Students are notified early how this process will begin, and after checking in at Morrill Tower for orientation, they head to the Drake Performance and Events Center to receive their iPads. At the beginning, the students and parents split up with the students going to receive the iPads and the parents learning about student life at an academic fair.
There are roughly 25 student assistants at different stages of the process, helping to guide the freshmen through the orientation of their iPads. Those student assistants were hired back in April and had multiple days of training with each being given an iPad to familiarize themselves with the device. They then helped train the 80 faculty who were given iPads in May.
“It was a nice initial sort of go-through orientation before we had 250 students a day,” Tressler said.
He added having students be the ones who teach the freshmen how to use the iPads helps make everyone more comfortable.
The setup process takes about 20 minutes for each student. The students are handed a manilla bag containing their 10.5-inch, 256GB iPad Pro with the Apple Pencil, smart keyboard and STM Dux Shell Case.
Once inside the room, the students are asked to show a form of ID to confirm their identity. Hanna Kim, a student assistant for ODEE learning technology, said the students are searched in the system to confirm they are eligible for the iPad. She said the other student assistants confirm the ID both in the system and with the gray folders the freshmen are handed at orientation.

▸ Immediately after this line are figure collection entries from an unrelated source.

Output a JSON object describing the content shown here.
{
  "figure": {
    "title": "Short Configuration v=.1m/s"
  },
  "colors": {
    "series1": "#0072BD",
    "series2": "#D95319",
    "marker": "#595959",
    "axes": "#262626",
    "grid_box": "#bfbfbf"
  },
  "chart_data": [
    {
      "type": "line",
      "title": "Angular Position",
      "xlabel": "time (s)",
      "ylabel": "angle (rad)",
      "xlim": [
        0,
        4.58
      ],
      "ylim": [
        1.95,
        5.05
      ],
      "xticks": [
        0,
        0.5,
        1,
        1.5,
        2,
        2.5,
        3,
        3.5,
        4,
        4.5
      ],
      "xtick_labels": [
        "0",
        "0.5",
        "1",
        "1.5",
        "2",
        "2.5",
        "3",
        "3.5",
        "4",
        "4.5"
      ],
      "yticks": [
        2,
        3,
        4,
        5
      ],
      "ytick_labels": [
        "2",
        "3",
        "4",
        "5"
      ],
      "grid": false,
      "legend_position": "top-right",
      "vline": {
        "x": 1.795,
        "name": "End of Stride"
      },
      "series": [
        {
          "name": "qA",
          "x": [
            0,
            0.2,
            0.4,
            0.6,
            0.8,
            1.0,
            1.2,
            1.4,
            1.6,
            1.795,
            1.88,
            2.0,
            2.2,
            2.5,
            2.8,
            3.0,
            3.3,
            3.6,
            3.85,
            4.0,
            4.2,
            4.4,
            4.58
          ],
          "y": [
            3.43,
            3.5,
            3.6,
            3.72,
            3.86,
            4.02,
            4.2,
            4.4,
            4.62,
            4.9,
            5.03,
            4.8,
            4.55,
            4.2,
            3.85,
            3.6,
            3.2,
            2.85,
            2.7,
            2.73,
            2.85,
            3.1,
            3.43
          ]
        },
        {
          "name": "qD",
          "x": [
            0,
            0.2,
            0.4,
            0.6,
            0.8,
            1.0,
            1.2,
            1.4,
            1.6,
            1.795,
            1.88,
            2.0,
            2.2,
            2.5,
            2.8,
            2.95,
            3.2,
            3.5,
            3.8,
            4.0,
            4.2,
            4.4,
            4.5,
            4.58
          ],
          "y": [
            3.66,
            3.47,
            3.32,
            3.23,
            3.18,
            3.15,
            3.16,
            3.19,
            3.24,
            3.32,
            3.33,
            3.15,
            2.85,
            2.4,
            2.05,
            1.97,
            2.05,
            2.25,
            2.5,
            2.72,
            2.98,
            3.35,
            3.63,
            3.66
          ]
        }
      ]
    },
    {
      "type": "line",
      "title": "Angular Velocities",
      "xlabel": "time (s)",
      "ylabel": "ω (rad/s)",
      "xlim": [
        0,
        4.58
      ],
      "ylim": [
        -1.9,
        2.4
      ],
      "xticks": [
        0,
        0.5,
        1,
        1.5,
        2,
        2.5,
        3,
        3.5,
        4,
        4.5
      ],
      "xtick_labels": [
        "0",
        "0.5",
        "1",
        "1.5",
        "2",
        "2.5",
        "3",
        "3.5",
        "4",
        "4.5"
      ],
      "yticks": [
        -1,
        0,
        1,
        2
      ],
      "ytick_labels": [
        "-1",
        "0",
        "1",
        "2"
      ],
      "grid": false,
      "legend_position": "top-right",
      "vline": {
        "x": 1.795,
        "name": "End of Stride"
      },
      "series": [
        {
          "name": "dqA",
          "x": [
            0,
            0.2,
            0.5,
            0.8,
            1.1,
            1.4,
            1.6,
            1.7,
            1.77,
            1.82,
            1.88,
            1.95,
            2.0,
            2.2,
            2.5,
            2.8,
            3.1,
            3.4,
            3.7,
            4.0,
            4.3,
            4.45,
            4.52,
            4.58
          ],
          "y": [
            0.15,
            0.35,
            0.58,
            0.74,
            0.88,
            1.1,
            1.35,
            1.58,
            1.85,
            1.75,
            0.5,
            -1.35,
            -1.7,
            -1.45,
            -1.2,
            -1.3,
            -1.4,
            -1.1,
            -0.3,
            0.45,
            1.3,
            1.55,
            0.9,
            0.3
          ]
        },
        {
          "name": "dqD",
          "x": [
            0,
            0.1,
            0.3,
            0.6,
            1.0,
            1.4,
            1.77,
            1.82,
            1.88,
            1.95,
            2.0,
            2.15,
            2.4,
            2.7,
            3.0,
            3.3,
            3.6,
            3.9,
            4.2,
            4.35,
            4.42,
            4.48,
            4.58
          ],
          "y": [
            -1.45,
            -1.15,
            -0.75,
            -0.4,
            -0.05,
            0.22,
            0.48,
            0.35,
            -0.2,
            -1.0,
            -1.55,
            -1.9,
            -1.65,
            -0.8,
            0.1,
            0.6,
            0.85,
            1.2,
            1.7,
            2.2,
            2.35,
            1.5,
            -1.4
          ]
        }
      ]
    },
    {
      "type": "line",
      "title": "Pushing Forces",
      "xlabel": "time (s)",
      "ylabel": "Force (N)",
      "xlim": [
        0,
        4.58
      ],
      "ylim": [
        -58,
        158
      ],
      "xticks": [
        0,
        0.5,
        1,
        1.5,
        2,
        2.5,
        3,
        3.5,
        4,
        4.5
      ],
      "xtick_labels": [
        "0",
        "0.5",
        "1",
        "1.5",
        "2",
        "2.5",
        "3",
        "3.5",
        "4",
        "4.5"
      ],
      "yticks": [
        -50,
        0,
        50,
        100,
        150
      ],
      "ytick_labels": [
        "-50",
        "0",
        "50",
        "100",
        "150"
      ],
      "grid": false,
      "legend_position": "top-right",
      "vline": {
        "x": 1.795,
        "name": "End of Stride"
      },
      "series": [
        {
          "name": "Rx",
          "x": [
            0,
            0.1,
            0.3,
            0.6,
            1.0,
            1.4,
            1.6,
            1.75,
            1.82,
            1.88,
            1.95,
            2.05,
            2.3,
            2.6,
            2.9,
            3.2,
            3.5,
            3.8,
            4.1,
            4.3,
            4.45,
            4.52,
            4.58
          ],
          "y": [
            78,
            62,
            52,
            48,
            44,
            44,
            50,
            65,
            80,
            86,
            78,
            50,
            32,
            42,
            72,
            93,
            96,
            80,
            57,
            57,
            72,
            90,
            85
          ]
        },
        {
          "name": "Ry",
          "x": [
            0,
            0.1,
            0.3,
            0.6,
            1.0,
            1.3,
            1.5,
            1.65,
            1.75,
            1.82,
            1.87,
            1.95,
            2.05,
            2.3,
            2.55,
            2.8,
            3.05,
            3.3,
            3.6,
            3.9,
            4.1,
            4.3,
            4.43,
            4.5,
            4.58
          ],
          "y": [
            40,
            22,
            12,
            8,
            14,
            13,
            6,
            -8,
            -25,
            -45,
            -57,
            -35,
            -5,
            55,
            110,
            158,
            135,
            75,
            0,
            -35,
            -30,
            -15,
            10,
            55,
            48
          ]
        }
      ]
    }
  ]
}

“So it’s like an extra wall of defense,” she said.
Only first-year students are eligible for the iPads, but Kim said some transfer students also allowed to have them and there there is often a gray area that requires someone to come in and sort out the eligibility process.
After a student has their name, dot number and student information inputted into the iPad and the device is customized, the student heads over to the next room where there are 10 tables with five other freshmen to learn about how to use the devices. There, the students are introduced to the apps on the device.
The Discover app is one of the more prominent features on the iPad. Students are able to view maps of the campus, follow orientation instructions, learn about and sign up for different organizations on campus, create four-year plans and view account balances. During the school year, the students will be able to view course information, check grades and see their schedule.
Kim said these features make scheduling classes much simpler, where her advisor told her “It’s a lot less work for me” and that the students “have like a clear plan in front of them.”
The iPads are distributed from 7 a.m. until 9:45 a.m. every Monday through Thursday at the Columbus campus, Tressler said. Kim added that if students arrives late, they will be able to receive the iPads at Thompson Library from 3:30 to 5:30 p.m. and receive a similar introduction to their devices.
In the future, Tressler said he hopes the iPads will be able to make orientation completely paperless. Since this is only the first year, he said there is a bit of a learning experience for everyone involved. The Discover app currently lists the optional sessions for students on Day 2 of orientation, but that it is “not 100 percent yet.”
Going paperless is, of course, one of the overall goals of this initiative. One of the stated objectives by the University is to put all syllabi, textbooks and other course work on the iPads so students don’t have to go through paper.
Breitman has already started to plan out how she hopes to use the iPads during her time at Ohio State.
“I’ll probably mostly use the Drive,” she said. “Just like take notes on the Drive, and I’ll use those apps that they showed.”